SUATU sore ada warga ditemukan meninggal akibat tusukan senjata tajam. Setelah kasusnya ditangani Polisi, pihak keluarga, ikhtiar mendatangi sesepuh agar pelakunya segera terungkap.
Keluarga yang lain ikut melakukan hal yang sama. Ada yang menggunakan tradisi agama, dengan ilmu hikmah, ada yang dengan tradisi jawa. Tujuannya sama, agar kasus pembunuhan itu segera terungkap.
Salah satu dari sesepuh yang didatangi, menyarankan agar keluarga korban disarankan membaca amalan tertentu sebanyak 10 kali setelah salat mahrib. Tujuannya “mohon keadilan” dan tidak disarankan berdoa agar pelakunya tertangkap atau kena musibah.

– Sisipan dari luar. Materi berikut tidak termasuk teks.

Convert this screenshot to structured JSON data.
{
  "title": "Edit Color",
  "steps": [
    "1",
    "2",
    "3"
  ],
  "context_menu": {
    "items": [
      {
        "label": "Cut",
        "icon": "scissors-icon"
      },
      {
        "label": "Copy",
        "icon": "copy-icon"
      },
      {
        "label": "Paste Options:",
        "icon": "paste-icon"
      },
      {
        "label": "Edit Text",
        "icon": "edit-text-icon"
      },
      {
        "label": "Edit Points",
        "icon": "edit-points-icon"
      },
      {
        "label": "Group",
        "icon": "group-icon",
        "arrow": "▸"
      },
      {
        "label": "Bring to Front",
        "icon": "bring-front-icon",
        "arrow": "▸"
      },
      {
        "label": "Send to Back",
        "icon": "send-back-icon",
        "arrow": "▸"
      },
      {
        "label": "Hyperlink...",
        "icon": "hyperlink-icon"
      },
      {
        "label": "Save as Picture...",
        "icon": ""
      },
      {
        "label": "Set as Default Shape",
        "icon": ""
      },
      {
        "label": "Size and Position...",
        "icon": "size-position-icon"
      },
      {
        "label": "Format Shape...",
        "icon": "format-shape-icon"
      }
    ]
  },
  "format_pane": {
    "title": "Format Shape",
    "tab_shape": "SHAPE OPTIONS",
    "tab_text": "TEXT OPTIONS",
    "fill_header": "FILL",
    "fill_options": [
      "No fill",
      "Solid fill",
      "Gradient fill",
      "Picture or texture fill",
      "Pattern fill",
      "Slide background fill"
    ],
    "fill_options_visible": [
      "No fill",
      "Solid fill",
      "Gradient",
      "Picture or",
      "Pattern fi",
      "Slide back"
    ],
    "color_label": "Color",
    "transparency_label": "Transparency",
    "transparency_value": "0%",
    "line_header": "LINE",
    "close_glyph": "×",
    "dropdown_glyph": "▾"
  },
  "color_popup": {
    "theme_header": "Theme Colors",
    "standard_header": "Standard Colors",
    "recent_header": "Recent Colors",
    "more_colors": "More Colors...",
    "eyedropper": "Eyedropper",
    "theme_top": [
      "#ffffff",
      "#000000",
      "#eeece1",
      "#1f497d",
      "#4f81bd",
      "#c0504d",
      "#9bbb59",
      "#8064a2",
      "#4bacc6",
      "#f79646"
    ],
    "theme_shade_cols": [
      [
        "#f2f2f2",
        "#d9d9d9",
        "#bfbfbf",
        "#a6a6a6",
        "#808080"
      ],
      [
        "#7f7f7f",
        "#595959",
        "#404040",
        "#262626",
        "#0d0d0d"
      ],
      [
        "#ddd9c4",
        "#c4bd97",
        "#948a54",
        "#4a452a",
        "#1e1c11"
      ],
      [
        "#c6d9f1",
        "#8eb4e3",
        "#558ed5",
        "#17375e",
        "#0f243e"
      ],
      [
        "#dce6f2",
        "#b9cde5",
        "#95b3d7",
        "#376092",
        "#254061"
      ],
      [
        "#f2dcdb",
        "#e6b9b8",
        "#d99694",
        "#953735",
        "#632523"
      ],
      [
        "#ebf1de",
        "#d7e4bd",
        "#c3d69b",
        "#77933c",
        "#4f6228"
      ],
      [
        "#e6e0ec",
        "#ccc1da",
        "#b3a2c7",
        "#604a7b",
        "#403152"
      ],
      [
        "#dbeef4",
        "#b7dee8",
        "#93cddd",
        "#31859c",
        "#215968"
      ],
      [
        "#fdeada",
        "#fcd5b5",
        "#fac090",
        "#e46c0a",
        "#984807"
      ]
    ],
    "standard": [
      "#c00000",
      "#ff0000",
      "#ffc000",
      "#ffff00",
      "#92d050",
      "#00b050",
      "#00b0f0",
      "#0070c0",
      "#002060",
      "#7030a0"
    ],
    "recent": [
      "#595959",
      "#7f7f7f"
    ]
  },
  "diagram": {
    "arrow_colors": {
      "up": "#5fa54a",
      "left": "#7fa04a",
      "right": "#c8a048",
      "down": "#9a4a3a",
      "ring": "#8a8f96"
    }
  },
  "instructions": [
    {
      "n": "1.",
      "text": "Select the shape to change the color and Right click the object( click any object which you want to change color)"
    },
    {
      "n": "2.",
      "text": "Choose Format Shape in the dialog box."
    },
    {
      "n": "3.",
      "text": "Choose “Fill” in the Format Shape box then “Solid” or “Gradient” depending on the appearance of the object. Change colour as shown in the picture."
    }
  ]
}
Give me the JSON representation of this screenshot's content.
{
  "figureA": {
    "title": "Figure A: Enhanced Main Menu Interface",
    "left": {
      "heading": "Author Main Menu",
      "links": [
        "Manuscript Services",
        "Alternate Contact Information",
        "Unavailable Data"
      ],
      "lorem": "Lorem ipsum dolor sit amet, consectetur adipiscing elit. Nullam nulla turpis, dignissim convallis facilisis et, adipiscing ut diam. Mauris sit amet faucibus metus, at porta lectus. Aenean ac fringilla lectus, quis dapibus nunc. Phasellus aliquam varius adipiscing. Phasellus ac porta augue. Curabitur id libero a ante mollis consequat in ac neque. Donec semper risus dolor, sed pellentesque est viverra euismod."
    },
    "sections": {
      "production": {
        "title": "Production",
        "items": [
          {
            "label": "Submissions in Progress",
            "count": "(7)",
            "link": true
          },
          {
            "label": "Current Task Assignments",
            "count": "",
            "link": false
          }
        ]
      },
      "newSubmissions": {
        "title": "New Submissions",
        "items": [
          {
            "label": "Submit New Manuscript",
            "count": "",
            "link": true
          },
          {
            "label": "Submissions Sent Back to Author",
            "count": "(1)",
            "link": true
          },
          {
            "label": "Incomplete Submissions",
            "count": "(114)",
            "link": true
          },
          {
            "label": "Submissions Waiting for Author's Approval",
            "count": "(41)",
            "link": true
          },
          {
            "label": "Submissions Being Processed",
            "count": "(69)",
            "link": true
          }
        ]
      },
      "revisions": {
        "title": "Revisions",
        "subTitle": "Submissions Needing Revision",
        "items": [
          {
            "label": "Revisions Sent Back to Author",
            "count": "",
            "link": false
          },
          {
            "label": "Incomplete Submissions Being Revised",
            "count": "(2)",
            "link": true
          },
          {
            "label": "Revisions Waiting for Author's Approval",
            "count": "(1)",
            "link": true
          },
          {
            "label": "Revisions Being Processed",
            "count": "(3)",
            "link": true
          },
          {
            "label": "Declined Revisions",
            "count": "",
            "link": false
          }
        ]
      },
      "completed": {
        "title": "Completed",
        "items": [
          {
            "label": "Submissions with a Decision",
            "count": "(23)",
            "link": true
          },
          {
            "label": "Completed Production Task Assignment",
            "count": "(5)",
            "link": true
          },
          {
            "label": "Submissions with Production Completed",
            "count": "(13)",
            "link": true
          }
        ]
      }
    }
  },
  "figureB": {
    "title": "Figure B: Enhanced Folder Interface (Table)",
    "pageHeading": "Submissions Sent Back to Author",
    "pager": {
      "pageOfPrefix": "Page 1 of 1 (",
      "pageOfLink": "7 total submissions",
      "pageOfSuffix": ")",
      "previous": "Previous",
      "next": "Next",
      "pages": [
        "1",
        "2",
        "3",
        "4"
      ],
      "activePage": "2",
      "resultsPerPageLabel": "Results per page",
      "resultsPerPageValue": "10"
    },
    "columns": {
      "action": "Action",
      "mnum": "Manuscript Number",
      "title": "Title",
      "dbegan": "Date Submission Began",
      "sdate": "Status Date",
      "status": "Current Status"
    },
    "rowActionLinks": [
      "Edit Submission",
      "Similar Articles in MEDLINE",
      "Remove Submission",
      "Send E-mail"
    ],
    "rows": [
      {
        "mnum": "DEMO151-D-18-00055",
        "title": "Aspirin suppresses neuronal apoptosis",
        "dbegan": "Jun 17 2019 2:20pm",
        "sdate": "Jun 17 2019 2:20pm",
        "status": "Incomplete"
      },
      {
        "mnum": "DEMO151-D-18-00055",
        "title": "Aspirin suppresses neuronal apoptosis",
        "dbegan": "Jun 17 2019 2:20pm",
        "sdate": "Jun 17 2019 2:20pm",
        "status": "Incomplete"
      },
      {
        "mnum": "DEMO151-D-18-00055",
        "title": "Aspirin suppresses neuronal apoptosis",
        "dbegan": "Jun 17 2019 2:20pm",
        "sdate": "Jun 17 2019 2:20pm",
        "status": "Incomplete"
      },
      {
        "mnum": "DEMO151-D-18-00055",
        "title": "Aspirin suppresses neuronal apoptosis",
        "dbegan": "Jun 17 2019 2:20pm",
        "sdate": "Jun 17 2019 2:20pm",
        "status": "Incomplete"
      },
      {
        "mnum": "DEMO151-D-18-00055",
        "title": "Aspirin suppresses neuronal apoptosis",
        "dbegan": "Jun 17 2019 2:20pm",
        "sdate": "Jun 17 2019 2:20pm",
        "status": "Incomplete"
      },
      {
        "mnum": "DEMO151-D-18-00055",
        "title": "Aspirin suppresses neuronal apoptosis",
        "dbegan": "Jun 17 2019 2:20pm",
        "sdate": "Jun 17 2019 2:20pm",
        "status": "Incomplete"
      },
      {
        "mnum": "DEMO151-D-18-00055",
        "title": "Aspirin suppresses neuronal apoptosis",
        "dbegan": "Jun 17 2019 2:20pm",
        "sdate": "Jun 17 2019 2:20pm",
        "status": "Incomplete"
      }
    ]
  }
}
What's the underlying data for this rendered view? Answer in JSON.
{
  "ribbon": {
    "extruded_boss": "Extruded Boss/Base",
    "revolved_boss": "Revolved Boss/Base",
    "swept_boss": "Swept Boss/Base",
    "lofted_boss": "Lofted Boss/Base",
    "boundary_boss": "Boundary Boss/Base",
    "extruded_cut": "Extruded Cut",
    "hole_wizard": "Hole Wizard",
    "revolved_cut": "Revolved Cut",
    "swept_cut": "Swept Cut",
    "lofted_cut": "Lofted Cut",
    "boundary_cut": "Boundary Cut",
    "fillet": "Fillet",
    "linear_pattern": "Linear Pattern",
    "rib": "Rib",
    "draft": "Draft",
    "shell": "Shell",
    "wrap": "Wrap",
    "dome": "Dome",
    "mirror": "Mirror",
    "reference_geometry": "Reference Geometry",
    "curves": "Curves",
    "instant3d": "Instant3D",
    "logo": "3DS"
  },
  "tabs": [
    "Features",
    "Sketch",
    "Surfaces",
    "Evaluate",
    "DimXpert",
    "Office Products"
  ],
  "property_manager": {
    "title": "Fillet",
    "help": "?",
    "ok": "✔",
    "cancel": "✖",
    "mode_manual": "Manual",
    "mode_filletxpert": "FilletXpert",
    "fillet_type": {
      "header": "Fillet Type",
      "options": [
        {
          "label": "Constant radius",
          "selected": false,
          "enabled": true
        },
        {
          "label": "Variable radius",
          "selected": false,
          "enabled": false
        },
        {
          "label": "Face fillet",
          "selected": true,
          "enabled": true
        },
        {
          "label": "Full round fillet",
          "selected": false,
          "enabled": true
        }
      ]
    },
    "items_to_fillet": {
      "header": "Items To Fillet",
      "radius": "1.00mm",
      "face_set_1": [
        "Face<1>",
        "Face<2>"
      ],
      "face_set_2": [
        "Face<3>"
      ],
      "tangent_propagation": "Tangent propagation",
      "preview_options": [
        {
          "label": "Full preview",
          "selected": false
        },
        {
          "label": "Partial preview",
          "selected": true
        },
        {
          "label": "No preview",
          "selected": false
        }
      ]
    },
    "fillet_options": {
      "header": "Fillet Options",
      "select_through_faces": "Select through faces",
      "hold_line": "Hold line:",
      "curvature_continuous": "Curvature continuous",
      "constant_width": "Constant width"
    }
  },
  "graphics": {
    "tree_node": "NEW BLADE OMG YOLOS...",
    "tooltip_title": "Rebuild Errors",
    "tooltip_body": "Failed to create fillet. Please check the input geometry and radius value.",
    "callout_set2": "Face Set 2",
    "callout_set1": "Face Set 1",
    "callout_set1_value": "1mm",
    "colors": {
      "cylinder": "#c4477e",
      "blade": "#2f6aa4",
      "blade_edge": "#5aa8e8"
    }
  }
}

“Biar Allah yang mengatur, karena Dia yang Mahaadil, ” pesan sesepuh. Mereka lalu mengamalkan doa yang diterima dari sesepuh itu. Terjadi keajaiban. Pada akhir acara tujuh hari, cucu dari korban itu bikin gaduh.
Dia “kesurupan” dan bertingkah aneh, mengigau sambil menuding salah satu warga yang hadir dalam acara tahlilan. Anak itu berkata, “kamu yang membunuh,” sambil menangis histeris. Kejadian itu membuat suasana tahlil pun gaduh.
Baca juga Puter Giling dan Doa Keadilan – I
Tentu saja warga yang dituding memungkiri, apalagi secara hukum, kesaksian anak tidak bisa diterima secara hukum. Namun tidak demikian dengan pendapat keluarga. Kejadian heboh pada malam ketujuh itu dimanfaatkan untuk menggali informasi lebih dalam.
Secara diam-diam ada yang kordinasi dengan keluarga yang anggota aparat. Tentu saja, kesaksian anak kecil tidak bisa atau tepatnya tidak laku dijadikan sebagai “barang bukti” namun oleh keluarga dicari titik temu sebagai bentuk ikhtiar.